A 40-year-old female patient with a refractive correction of -2.25sph -0.50cyl at 180° in both eyes was treated for a contact-lens related acanthamoeba keratitis of her right 1 day following presentation. Spectacle corrected visual acuity was 1.0 decimal from the 3rd to 5th week. On the 6th week, visual acuity was 1.0 decimal without correction and there was no measurable refractive error. A newly formed stromal scar of 0.5mm in the central part of the cornea was responsible for a corneal flattening and epithelial thickening inferiorly.

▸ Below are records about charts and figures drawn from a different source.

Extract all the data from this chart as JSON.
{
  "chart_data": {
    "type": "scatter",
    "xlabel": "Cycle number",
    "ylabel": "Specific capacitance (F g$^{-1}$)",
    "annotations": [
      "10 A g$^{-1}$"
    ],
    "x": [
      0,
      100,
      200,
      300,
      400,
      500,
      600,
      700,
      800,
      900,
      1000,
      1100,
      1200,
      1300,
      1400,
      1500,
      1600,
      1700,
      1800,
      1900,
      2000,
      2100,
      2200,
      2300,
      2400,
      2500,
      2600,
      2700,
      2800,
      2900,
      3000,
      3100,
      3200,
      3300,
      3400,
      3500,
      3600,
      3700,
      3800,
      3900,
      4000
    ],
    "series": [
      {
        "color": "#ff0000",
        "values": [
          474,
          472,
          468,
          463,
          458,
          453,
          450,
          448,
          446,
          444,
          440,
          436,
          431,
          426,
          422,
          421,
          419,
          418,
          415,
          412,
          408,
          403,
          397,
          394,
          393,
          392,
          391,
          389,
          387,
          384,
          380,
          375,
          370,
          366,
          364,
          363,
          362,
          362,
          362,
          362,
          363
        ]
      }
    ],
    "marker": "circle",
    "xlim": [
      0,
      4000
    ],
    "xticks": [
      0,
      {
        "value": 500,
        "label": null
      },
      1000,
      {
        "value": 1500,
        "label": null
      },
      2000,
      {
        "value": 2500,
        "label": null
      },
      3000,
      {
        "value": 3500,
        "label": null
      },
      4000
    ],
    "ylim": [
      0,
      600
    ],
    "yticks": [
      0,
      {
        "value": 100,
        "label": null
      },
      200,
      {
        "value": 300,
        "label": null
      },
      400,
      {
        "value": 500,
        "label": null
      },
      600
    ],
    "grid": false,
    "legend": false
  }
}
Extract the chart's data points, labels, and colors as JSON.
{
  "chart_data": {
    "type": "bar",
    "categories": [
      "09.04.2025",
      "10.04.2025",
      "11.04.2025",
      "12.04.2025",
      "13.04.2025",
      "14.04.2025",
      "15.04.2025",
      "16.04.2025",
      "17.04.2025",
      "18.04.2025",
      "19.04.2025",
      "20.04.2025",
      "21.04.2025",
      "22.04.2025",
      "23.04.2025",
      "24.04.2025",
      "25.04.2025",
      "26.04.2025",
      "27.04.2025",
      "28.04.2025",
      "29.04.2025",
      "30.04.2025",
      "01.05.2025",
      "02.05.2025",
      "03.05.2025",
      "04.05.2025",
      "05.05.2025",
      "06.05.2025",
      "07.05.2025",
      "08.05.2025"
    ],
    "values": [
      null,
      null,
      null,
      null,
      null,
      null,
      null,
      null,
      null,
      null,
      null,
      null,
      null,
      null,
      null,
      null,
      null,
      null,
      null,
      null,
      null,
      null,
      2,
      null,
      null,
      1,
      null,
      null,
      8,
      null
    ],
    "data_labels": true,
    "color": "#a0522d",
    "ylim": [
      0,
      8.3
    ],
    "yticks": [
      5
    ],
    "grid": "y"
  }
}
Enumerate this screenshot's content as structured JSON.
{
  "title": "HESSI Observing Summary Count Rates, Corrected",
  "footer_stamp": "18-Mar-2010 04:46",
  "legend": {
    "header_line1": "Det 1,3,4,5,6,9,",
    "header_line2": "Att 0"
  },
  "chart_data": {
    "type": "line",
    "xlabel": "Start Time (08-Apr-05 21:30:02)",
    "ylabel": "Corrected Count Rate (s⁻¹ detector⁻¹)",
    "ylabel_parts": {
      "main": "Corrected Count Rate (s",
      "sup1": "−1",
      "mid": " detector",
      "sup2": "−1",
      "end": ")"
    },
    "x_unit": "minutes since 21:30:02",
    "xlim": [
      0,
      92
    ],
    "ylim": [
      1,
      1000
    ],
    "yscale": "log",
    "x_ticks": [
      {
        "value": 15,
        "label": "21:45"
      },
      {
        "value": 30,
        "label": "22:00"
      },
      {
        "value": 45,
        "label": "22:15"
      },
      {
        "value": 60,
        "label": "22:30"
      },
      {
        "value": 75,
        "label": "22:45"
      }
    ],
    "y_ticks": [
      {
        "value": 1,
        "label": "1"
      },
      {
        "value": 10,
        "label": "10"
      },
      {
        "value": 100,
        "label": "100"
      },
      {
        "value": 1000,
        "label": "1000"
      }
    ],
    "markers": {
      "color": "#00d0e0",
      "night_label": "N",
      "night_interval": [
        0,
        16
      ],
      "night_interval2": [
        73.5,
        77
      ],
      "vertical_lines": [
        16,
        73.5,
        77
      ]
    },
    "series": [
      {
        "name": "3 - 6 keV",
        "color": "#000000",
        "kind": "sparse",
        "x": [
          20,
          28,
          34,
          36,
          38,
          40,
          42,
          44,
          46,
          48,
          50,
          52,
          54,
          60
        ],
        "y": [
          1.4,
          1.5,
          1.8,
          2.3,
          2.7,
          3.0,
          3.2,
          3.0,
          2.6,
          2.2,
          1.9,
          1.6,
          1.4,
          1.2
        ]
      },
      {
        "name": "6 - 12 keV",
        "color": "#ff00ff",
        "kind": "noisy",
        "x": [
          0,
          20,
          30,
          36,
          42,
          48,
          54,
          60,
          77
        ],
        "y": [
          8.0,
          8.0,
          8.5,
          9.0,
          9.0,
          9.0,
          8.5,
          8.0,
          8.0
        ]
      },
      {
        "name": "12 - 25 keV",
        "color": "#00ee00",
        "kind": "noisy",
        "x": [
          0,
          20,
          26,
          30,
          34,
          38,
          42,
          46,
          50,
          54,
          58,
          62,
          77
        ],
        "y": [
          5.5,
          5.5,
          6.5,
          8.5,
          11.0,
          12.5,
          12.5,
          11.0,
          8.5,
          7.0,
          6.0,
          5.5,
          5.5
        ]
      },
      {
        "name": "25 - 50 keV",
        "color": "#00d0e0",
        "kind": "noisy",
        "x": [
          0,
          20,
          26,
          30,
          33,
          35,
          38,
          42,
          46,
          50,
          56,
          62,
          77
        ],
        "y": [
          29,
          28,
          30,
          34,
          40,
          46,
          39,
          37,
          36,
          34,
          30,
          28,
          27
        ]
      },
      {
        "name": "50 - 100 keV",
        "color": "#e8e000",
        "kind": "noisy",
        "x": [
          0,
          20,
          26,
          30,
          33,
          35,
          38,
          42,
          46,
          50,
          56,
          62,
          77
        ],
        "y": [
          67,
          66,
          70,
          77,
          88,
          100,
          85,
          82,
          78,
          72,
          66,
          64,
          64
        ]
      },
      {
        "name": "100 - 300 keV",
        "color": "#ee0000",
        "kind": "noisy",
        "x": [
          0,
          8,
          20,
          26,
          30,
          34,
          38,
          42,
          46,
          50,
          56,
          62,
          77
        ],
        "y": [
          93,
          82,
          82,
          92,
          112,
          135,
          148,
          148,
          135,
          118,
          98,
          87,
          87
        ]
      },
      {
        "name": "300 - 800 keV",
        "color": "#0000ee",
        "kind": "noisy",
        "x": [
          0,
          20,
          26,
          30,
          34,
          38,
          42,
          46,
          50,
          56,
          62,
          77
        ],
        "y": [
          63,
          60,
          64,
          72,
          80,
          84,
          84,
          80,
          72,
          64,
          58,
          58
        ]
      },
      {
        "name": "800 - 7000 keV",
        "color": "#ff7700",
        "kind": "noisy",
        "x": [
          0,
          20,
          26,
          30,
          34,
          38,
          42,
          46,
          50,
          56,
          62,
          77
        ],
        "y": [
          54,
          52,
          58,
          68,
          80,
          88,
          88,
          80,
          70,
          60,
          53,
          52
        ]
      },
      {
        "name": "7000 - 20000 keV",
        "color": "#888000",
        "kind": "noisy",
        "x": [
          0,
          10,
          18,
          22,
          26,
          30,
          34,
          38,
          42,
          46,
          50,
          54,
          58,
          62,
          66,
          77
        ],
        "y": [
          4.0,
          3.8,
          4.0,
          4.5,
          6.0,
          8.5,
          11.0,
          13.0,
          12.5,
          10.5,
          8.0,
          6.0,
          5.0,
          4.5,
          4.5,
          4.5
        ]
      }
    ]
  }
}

Topical corticosteroid treatment t.i.d was initiated and gradually tapered over the course of 8 weeks with partial reversal of the corneal flattening and regularization of corneal epithelium.

Conclusions

Cornea stromal scarring can be observed in cases of acanthamoeba keratitis with isolated epithelial involvement even when the treatment is initiated without delay. In this case, corneal scarring led to flattening of the cornea and emmetropization of one eye of the patient. This led to a notable anisometropia and spectacle intolerance, although monocular visual acuity was normal. Close follow-up of cases of infectious keratitis with refraction and corneal imaging allows early detection of such anomalies. Treatment with lubrication and corticosteroid drops can potentially reverse changes in corneal curvature and should be considered in such cases.